Jacqueline Dhéret
La rencontre avec un consultant dans le cadre du CPCT peut faire trembler l’unicité du signifiant qui avait attrapé le sujet là où il tentait de localiser son malaise et non pas son être, en réponse à ce qu’il éprouve. Ainsi, cette femme qui se « catégorise » « hypersensible », après avoir vérifié que tous les critères suggérés sur Internet « lui correspondent ». Ça colle, mais cette information, qui ne la rassure pas, n’apporte aucune amélioration à son état. Interpréter n’est pas expliquer, commenter : elle s’entend dire au CPCT, non sans étonnement, que pleurer lui donne « une sensation de vie ». L’accueil de cette réponse subjective à ce qui la traverse la confronte à une solitude qui n’est plus désastre. Trouver son lieu dans une institution qui abrite le signifiant psychanalyse inscrit le sujet là où les effets de la langue écornent l’universel.

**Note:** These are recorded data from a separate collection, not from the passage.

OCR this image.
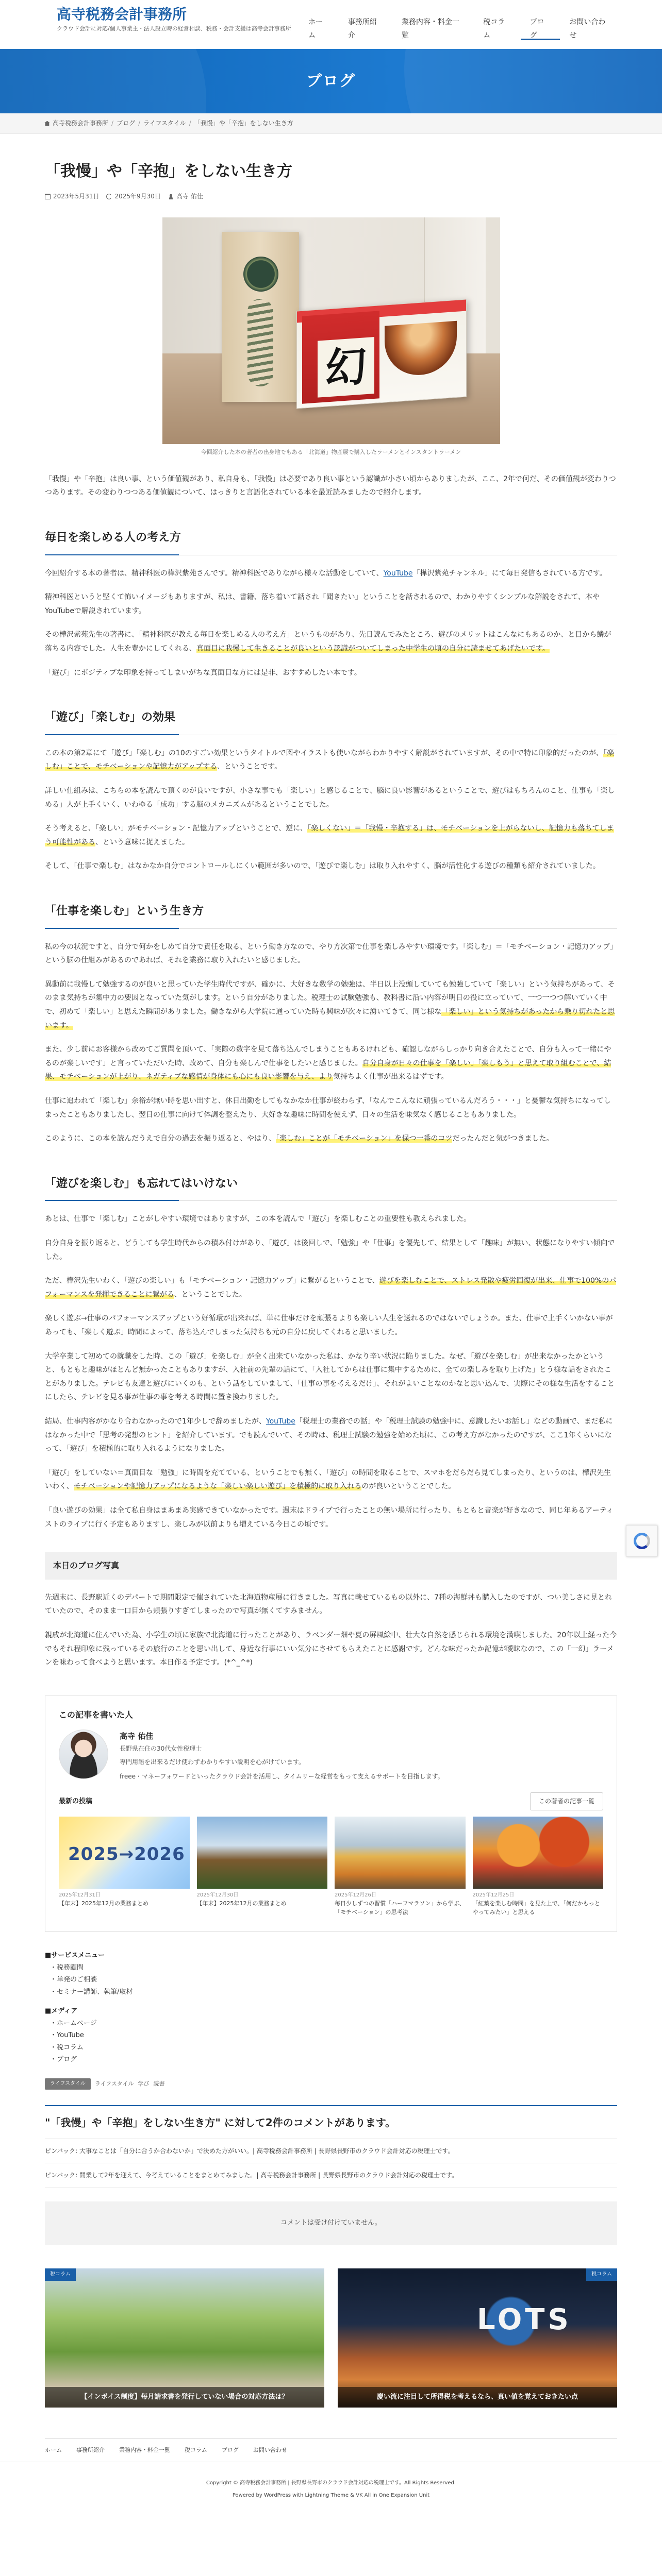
高寺税務会計事務所
クラウド会計に対応/個人事業主・法人設立時の経営相談、税務・会計支援は高寺会計事務所
ホーム
事務所紹介
業務内容・料金一覧
税コラム
ブログ
お問い合わせ
ブログ
高寺税務会計事務所 / ブログ / ライフスタイル / 「我慢」や「辛抱」をしない生き方
「我慢」や「辛抱」をしない生き方
2023年5月31日	2025年9月30日	高寺 佑佳
幻
今回紹介した本の著者の出身地でもある「北海道」物産展で購入したラーメンとインスタントラーメン

「我慢」や「辛抱」は良い事、という価値観があり、私自身も、「我慢」は必要であり良い事という認識が小さい頃からありましたが、ここ、2年で何だ、その価値観が変わりつつあります。その変わりつつある価値観について、はっきりと言語化されている本を最近読みましたので紹介します。

毎日を楽しめる人の考え方

今回紹介する本の著者は、精神科医の樺沢紫苑さんです。精神科医でありながら様々な活動をしていて、YouTube「樺沢紫苑チャンネル」にて毎日発信もされている方です。

精神科医というと堅くて怖いイメージもありますが、私は、書籍、落ち着いて話され「聞きたい」ということを話されるので、わかりやすくシンプルな解説をされて、本やYouTubeで解説されています。

その樺沢紫苑先生の著書に、「精神科医が教える毎日を楽しめる人の考え方」というものがあり、先日読んでみたところ、遊びのメリットはこんなにもあるのか、と目から鱗が落ちる内容でした。人生を豊かにしてくれる、真面目に我慢して生きることが良いという認識がついてしまった中学生の頃の自分に読ませてあげたいです。

「遊び」にポジティブな印象を持ってしまいがちな真面目な方には是非、おすすめしたい本です。

「遊び」「楽しむ」の効果

この本の第2章にて「遊び」「楽しむ」の10のすごい効果というタイトルで図やイラストも使いながらわかりやすく解説がされていますが、その中で特に印象的だったのが、「楽しむ」ことで、モチベーションや記憶力がアップする、ということです。

詳しい仕組みは、こちらの本を読んで頂くのが良いですが、小さな事でも「楽しい」と感じることで、脳に良い影響があるということで、遊びはもちろんのこと、仕事も「楽しめる」人が上手くいく、いわゆる「成功」する脳のメカニズムがあるということでした。

そう考えると、「楽しい」がモチベーション・記憶力アップということで、逆に、「楽しくない」＝「我慢・辛抱する」は、モチベーションを上がらないし、記憶力も落ちてしまう可能性がある、という意味に捉えました。

そして、「仕事で楽しむ」はなかなか自分でコントロールしにくい範囲が多いので、「遊びで楽しむ」は取り入れやすく、脳が活性化する遊びの種類も紹介されていました。

「仕事を楽しむ」という生き方

私の今の状況ですと、自分で何かをしめて自分で責任を取る、という働き方なので、やり方次第で仕事を楽しみやすい環境です。「楽しむ」＝「モチベーション・記憶力アップ」という脳の仕組みがあるのであれば、それを業務に取り入れたいと感じました。

異動前に我慢して勉強するのが良いと思っていた学生時代ですが、確かに、大好きな数学の勉強は、半日以上没頭していても勉強していて「楽しい」という気持ちがあって、そのまま気持ちが集中力の要因となっていた気がします。という自分がありました。税理士の試験勉強も、教科書に沿い内容が明日の役に立っていて、一つ一つつ解いていく中で、初めて「楽しい」と思えた瞬間がありました。働きながら大学院に通っていた時も興味が次々に湧いてきて、同じ様な「楽しい」という気持ちがあったから乗り切れたと思います。

また、少し前にお客様から改めてご質問を頂いて、「実際の数字を見て落ち込んでしまうこともあるけれども、確認しながらしっかり向き合えたことで、自分も入って一緒にやるのが楽しいです」と言っていただいた時、改めて、自分も楽しんで仕事をしたいと感じました。自分自身が日々の仕事を「楽しい」「楽しもう」と思えて取り組むことで、結果、モチベーションが上がり、ネガティブな感情が身体にも心にも良い影響を与え、より気持ちよく仕事が出来るはずです。

仕事に追われて「楽しむ」余裕が無い時を思い出すと、休日出勤をしてもなかなか仕事が終わらず、「なんでこんなに頑張っているんだろう・・・」と憂鬱な気持ちになってしまったこともありましたし、翌日の仕事に向けて体調を整えたり、大好きな趣味に時間を使えず、日々の生活を味気なく感じることもありました。

このように、この本を読んだうえで自分の過去を振り返ると、やはり、「楽しむ」ことが「モチベーション」を保つ一番のコツだったんだと気がつきました。

「遊びを楽しむ」も忘れてはいけない

あとは、仕事で「楽しむ」ことがしやすい環境ではありますが、この本を読んで「遊び」を楽しむことの重要性も教えられました。

自分自身を振り返ると、どうしても学生時代からの積み付けがあり、「遊び」は後回しで、「勉強」や「仕事」を優先して、結果として「趣味」が無い、状態になりやすい傾向でした。

ただ、樺沢先生いわく、「遊びの楽しい」も「モチベーション・記憶力アップ」に繋がるということで、遊びを楽しむことで、ストレス発散や疲労回復が出来、仕事で100%のパフォーマンスを発揮できることに繋がる、ということでした。

楽しく遊ぶ→仕事のパフォーマンスアップという好循環が出来れば、単に仕事だけを頑張るよりも楽しい人生を送れるのではないでしょうか。また、仕事で上手くいかない事があっても、「楽しく遊ぶ」時間によって、落ち込んでしまった気持ちも元の自分に戻してくれると思いました。

大学卒業して初めての就職をした時、この「遊び」を楽しむ」が全く出来ていなかった私は、かなり辛い状況に陥りました。なぜ、「遊びを楽しむ」が出来なかったかというと、もともと趣味がほとんど無かったこともありますが、入社前の先輩の話にて、「入社してからは仕事に集中するために、全ての楽しみを取り上げた」とう様な話をされたことがありました。テレビも友達と遊びにいくのも、という話をしていまして、「仕事の事を考えるだけ」、それがよいことなのかなと思い込んで、実際にその様な生活をすることにしたら、テレビを見る事が仕事の事を考える時間に置き換わりました。

結局、仕事内容がかなり合わなかったので1年少しで辞めましたが、YouTube「税理士の業務での話」や「税理士試験の勉強中に、意識したいお話し」などの動画で、まだ私にはなかった中で「思考の発想のヒント」を紹介しています。でも読んでいて、その時は、税理士試験の勉強を始めた頃に、この考え方がなかったのですが、ここ1年くらいになって、「遊び」を積極的に取り入れるようになりました。

「遊び」をしていない＝真面目な「勉強」に時間を充てている、ということでも無く、「遊び」の時間を取ることで、スマホをだらだら見てしまったり、というのは、樺沢先生いわく、モチベーションや記憶力アップになるような「楽しい楽しい遊び」を積極的に取り入れるのが良いということでした。

「良い遊びの効果」は全て私自身はまあまあ実感できていなかったです。週末はドライブで行ったことの無い場所に行ったり、もともと音楽が好きなので、同じ年あるアーティストのライブに行く予定もありますし、楽しみが以前よりも増えている今日この頃です。

本日のブログ写真

先週末に、長野駅近くのデパートで期間限定で催されていた北海道物産展に行きました。写真に載せているもの以外に、7種の海鮮丼も購入したのですが、つい美しさに見とれていたので、そのまま一口目から頬張りすぎてしまったので写真が無くてすみません。

親戚が北海道に住んでいた為、小学生の頃に家族で北海道に行ったことがあり、ラベンダー畑や夏の屏風絵中、壮大な自然を感じられる環境を満喫しました。20年以上経った今でもそれ程印象に残っているその旅行のことを思い出して、身近な行事にいい気分にさせてもらえたことに感謝です。どんな味だったか記憶が曖昧なので、この「一幻」ラーメンを味わって食べようと思います。本日作る予定です。(*^_^*)

この記事を書いた人
高寺 佑佳
長野県在住の30代女性税理士
専門用語を出来るだけ使わずわかりやすい説明を心がけています。
freee・マネーフォワードといったクラウド会計を活用し、タイムリーな経営をもって支えるサポートを目指します。
最新の投稿	この著者の記事一覧
2025→2026
2025年12月31日
【年末】2025年12月の業務まとめ
2025年12月30日
【年末】2025年12月の業務まとめ
2025年12月26日
毎日少しずつの習慣「ハーフマラソン」から学ぶ、「モチベーション」の思考法
2025年12月25日
「紅葉を楽しむ時間」を見た上で、「何だかもっとやってみたい」と思える
■サービスメニュー
・税務顧問
・単発のご相談
・セミナー講師、執筆/取材
■メディア
・ホームページ
・YouTube
・税コラム
・ブログ
ライフスタイル	ライフスタイル 学び 読書
"「我慢」や「辛抱」をしない生き方" に対して2件のコメントがあります。
ピンバック: 大事なことは「自分に合うか合わないか」で決めた方がいい。| 高寺税務会計事務所 | 長野県長野市のクラウド会計対応の税理士です。
ピンバック: 開業して2年を迎えて、今考えていることをまとめてみました。| 高寺税務会計事務所 | 長野県長野市のクラウド会計対応の税理士です。
コメントは受け付けていません。
税コラム
【インボイス制度】毎月請求書を発行していない場合の対応方法は？
LOTS
税コラム
慶い流に注目して所得税を考えるなら、真い値を覚えておきたい点
ホーム	事務所紹介	業務内容・料金一覧	税コラム	ブログ	お問い合わせ
Copyright © 高寺税務会計事務所 | 長野県長野市のクラウド会計対応の税理士です。All Rights Reserved.
Powered by WordPress with Lightning Theme & VK All in One Expansion Unit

Se faire docile à ce qui est amené par le patient, repérer ce qui vaut pour lui comme présence de la jouissance à partir de ce que Lacan nommait la signifiance [1] établit le sujet que nous supposons à l’inconscient, dans sa parole. Pleurer me donne une sensation de vie ; un dire qui dérange les prêts-à-porter, fait inscription et arrime.

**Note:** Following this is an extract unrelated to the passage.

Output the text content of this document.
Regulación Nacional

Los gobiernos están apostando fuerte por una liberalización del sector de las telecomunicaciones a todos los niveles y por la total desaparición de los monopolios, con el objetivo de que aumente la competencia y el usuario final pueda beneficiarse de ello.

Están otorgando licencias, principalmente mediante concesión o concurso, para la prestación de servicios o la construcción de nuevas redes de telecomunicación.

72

C’est ce que nous visons dans les institutions de la FIPA qui mesurent quotidiennement que le nihilisme des normes a des effets d’expulsion. L’approche comportementale de ce qui fait souffrir n’est pas sans retour du pulsionnel, ce que Freud a abordé à partir du masochisme [2], avant de théoriser la pulsion de mort.
Nous recevons, dans les CPCT et ailleurs, des sujets plus souvent a-battus que hors d’eux. La méthode individualiste du maître moderne éclaire la vérité du masochisme telle que Lacan nous en propose une lecture. Là où le sujet de l’inconscient n’est pas soutenu, l’individu supposé maître de ses pensées est porté à conclure : « je ne suis… que “ça” » ! Son être de déchet est le corrélat de l’évidence anonyme qui lui est proposée : tu peux, …tu dois.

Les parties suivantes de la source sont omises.